The Competition and Consumer Authority (CCA) has unveiled substantial financial difficulties that have obstructed the execution of its Strategic Plan, initiated in 2020. The Authority reported a net deficit of P13 million for the fiscal year concluding March 31, 2024, with liabilities exceeding assets by more than P6.6 million. Furthermore, current liabilities surpassed current assets by P4 million.
In its annual report, the CCA disclosed receipt of P42 million in government funding, accompanied by a commitment letter from the Ministry of Trade and Industry, guaranteeing ongoing financial support. Despite this, financial constraints have substantially impaired the Authority’s capacity to fulfill its mandate effectively. “At the current funding levels, the Authority has not been able to fully implement its Strategic Plan,” the report noted, further stating that operational costs have significantly depleted the subvention.

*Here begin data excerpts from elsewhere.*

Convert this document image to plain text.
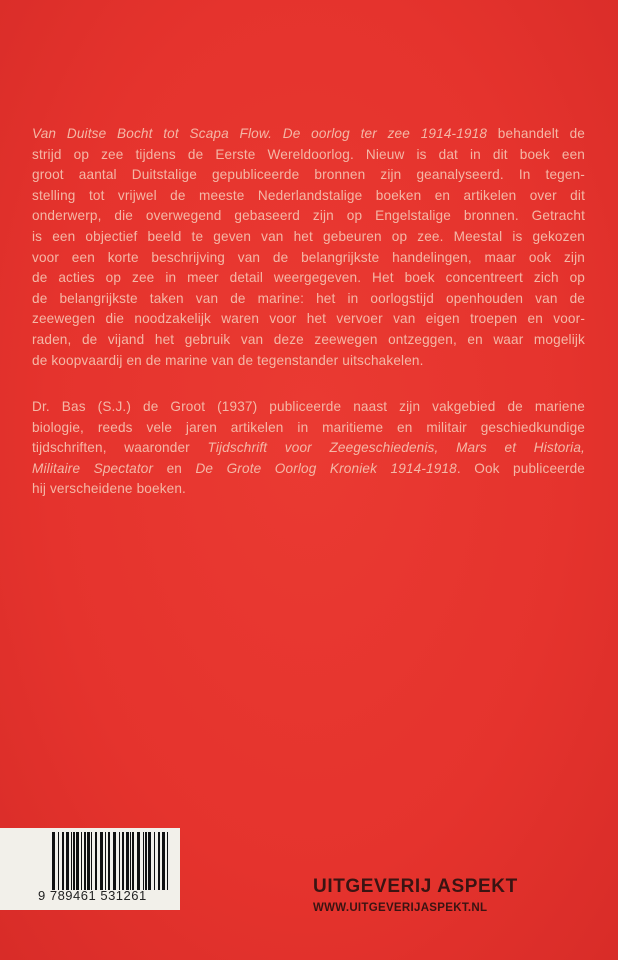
Van Duitse Bocht tot Scapa Flow. De oorlog ter zee 1914-1918 behandelt de
strijd op zee tijdens de Eerste Wereldoorlog. Nieuw is dat in dit boek een
groot aantal Duitstalige gepubliceerde bronnen zijn geanalyseerd. In tegen-
stelling tot vrijwel de meeste Nederlandstalige boeken en artikelen over dit
onderwerp, die overwegend gebaseerd zijn op Engelstalige bronnen. Getracht
is een objectief beeld te geven van het gebeuren op zee. Meestal is gekozen
voor een korte beschrijving van de belangrijkste handelingen, maar ook zijn
de acties op zee in meer detail weergegeven. Het boek concentreert zich op
de belangrijkste taken van de marine: het in oorlogstijd openhouden van de
zeewegen die noodzakelijk waren voor het vervoer van eigen troepen en voor-
raden, de vijand het gebruik van deze zeewegen ontzeggen, en waar mogelijk
de koopvaardij en de marine van de tegenstander uitschakelen.
Dr. Bas (S.J.) de Groot (1937) publiceerde naast zijn vakgebied de mariene
biologie, reeds vele jaren artikelen in maritieme en militair geschiedkundige
tijdschriften, waaronder Tijdschrift voor Zeegeschiedenis, Mars et Historia,
Militaire Spectator en De Grote Oorlog Kroniek 1914-1918. Ook publiceerde
hij verscheidene boeken.
9 789461 531261	UITGEVERIJ ASPEKT
WWW.UITGEVERIJASPEKT.NL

The Board of Directors is actively negotiating with the ministry to secure additional funding, which is crucial for the Authority to fulfill its responsibilities. As an interim measure, the CCA has adopted rigorous cost-saving strategies to sustain operations. Directors underscored the necessity of aligning expenditure with the available budget, though this approach has offered only limited respite.
Directors also emphasized the government’s crucial role in ensuring the Authority’s continued operations. A formal assurance letter from the Ministry of Trade and Industry confirmed financial support for the upcoming 12 months. This assurance has somewhat mitigated concerns regarding the Authority’s viability as an ongoing entity. Nonetheless, the financial challenges have introduced uncertainty regarding its long-term sustainability, necessitating urgent and collective solutions.
Despite these setbacks, the Authority achieved significant milestones during the reviewed year. It processed 71 merger cases, marking a 31% increase from the previous year’s 54 cases, attributed to the gradual revival of global economic activity. Of these, 58 mergers received unconditional approval, five were approved with conditions, and one was prohibited. This increase underscores the Authority’s crucial role in promoting competition and safeguarding consumer interests, even amidst financial constraints.
The CCA remains hopeful that with adequate funding and effective cost management, it will continue to champion economic equity in Botswana. However, stakeholders are urged to support the Authority’s initiatives to ensure it accomplishes its strategic objectives, which are essential for the nation’s economic stability and growth.